Both from http://transcripts.cnn.com/TRANSCRIPTS/1810/31/cnr.19.html. We've got multiple commas, parentheticals, a timestamp, and two translator prefixes ("through" and "via").

ericaryan commented 5 years ago

Example from Tech & Check Alerts: CNN 08/31/19

JOHANNA HAMILTON on CNN'S AMANPOUR (CNN): And then most of them are between $100 and $500 million each fund and there are sometimes multiple funds that are raised over a few years.

http://transcripts.cnn.com/TRANSCRIPTS/1908/29/ampr.01.html

Should be: ARLAN HAMILTON, FOUNDER AND MANAGING PARTNER, BACKSTAGE CAPITAL

Not: JOHANNA HAMILTON, DIRECTOR, "THE TRIAL" (She was the first HAMILTON in the transcript)
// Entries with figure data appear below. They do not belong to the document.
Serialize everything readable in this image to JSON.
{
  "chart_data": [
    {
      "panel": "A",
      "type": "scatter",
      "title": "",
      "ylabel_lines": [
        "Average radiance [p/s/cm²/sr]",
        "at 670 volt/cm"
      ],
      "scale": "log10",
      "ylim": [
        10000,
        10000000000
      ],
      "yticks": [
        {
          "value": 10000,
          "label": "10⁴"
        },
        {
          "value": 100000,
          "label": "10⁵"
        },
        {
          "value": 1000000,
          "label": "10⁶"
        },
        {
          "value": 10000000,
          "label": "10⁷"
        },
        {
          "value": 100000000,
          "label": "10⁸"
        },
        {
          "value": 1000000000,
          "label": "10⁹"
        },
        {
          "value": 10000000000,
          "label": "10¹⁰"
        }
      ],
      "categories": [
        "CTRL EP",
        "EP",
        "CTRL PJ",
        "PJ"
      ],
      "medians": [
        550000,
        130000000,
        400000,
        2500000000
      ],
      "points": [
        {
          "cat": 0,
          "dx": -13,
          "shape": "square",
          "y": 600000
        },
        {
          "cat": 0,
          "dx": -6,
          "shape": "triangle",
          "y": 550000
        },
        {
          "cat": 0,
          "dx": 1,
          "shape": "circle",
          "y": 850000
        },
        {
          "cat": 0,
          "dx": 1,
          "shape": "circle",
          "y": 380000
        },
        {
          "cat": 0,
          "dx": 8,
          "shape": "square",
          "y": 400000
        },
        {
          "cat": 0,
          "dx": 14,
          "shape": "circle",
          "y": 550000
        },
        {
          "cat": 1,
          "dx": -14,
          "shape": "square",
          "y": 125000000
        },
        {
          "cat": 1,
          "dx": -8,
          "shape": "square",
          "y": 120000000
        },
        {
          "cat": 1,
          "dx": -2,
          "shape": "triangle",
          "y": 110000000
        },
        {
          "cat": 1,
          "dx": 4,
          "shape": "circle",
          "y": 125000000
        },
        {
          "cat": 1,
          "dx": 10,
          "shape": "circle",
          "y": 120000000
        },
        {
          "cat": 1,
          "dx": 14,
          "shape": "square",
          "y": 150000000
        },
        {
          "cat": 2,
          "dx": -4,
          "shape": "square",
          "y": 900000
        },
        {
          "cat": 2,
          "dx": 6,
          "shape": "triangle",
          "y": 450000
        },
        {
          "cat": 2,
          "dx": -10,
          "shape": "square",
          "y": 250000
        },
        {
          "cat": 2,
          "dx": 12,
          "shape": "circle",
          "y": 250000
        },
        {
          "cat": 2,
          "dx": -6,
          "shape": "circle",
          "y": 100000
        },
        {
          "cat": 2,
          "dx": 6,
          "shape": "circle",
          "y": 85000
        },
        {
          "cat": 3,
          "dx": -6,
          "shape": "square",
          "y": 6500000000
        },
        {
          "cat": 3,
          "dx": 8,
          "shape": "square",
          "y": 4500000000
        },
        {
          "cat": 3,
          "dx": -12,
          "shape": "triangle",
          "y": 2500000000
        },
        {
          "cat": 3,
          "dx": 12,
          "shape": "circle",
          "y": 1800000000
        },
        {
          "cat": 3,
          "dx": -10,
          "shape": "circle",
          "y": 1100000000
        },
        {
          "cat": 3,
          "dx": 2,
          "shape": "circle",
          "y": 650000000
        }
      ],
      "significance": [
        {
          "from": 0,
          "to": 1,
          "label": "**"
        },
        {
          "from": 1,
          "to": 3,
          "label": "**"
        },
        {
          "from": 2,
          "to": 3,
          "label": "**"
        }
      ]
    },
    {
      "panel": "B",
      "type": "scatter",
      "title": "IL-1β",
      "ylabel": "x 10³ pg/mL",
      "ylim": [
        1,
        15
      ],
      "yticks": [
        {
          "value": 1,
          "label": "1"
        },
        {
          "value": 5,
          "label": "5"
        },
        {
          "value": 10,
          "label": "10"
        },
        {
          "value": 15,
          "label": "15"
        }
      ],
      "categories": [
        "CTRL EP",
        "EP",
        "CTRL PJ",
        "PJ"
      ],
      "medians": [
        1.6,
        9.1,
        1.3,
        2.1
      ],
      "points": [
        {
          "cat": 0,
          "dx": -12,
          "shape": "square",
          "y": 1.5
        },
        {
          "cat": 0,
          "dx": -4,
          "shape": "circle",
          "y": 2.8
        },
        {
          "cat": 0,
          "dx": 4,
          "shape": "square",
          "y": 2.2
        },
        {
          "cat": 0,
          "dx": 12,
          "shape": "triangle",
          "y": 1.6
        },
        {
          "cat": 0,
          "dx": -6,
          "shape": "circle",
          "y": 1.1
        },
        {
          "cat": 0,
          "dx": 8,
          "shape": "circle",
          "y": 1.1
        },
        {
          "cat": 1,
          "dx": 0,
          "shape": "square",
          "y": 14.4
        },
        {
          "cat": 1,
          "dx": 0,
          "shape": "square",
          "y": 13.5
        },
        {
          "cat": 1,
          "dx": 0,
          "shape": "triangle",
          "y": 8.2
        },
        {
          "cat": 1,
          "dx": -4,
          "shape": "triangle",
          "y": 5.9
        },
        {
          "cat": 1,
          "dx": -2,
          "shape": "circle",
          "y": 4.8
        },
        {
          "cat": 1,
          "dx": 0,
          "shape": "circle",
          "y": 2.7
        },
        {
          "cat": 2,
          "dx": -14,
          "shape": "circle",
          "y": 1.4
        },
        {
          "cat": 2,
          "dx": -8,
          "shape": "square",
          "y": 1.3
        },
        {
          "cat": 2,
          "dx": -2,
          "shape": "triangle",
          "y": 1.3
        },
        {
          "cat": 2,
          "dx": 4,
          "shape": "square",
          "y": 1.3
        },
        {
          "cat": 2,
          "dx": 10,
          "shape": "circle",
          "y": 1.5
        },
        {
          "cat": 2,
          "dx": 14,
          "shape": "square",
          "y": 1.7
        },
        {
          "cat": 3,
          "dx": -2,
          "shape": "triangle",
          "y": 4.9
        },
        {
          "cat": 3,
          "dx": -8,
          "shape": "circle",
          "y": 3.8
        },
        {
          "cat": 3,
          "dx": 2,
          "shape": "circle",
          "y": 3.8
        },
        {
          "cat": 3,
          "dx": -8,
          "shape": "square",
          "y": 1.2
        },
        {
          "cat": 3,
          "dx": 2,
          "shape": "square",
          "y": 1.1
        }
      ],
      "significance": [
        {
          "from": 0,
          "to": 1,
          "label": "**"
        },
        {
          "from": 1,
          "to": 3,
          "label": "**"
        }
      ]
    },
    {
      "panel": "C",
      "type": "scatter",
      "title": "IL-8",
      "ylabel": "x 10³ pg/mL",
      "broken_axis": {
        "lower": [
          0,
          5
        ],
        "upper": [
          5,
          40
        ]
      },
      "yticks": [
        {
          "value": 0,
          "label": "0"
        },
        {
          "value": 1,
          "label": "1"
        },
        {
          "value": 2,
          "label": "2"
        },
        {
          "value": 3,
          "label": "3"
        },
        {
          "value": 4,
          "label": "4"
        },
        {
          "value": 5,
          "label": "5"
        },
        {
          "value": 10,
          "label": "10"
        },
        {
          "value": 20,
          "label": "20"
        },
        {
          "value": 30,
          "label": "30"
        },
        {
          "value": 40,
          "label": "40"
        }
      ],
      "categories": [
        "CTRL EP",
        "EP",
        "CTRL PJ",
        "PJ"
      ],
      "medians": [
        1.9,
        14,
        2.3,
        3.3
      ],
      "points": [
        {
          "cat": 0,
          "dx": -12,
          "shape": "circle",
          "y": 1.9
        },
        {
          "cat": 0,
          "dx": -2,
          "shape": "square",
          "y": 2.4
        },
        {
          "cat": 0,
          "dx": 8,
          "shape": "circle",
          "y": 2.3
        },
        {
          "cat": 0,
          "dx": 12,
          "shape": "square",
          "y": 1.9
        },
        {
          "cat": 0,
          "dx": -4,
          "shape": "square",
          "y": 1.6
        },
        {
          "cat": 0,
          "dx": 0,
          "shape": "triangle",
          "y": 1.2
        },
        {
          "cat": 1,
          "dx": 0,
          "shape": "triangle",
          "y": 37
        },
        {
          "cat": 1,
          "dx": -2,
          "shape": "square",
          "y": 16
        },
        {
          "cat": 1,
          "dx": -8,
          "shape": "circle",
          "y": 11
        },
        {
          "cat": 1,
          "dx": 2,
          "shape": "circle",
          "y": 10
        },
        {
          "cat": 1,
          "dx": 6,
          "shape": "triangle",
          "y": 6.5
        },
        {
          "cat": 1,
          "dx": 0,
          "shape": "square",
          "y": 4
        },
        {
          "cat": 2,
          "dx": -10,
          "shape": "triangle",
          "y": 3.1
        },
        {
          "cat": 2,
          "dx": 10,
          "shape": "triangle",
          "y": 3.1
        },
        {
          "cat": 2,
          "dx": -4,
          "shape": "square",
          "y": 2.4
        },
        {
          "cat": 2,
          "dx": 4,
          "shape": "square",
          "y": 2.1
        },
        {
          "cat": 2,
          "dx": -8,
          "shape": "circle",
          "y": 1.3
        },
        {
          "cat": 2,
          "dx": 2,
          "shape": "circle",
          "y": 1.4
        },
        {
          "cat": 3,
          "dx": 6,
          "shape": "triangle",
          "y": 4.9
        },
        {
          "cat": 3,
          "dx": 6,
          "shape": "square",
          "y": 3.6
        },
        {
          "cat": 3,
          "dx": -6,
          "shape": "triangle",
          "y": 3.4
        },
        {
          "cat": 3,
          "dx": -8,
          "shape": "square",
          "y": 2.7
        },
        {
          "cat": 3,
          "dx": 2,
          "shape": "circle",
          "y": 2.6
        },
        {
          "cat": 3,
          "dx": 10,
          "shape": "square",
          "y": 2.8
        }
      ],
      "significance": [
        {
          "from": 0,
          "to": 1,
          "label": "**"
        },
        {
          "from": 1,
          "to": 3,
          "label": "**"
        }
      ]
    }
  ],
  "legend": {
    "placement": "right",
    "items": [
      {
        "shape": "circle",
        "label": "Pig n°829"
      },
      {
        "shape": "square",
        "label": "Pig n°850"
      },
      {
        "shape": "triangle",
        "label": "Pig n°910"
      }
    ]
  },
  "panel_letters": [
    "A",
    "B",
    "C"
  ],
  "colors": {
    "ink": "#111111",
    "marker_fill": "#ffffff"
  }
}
reefdog commented 5 years ago

Over in #167 we're tracking attribution errors that have been noted in the wild with the new scraper, so I think this issue has served its porpoise.

reefdog commented 5 years ago

Per some Slack convo, gonna re-open this since it's a different / higher class of problems than other attribution cleanup.

reefdog commented 5 years ago

Hoo boy, apologies to historians having to follow along here, but this actually does belong in another issue, just not #167. It belongs in #65. Done and done.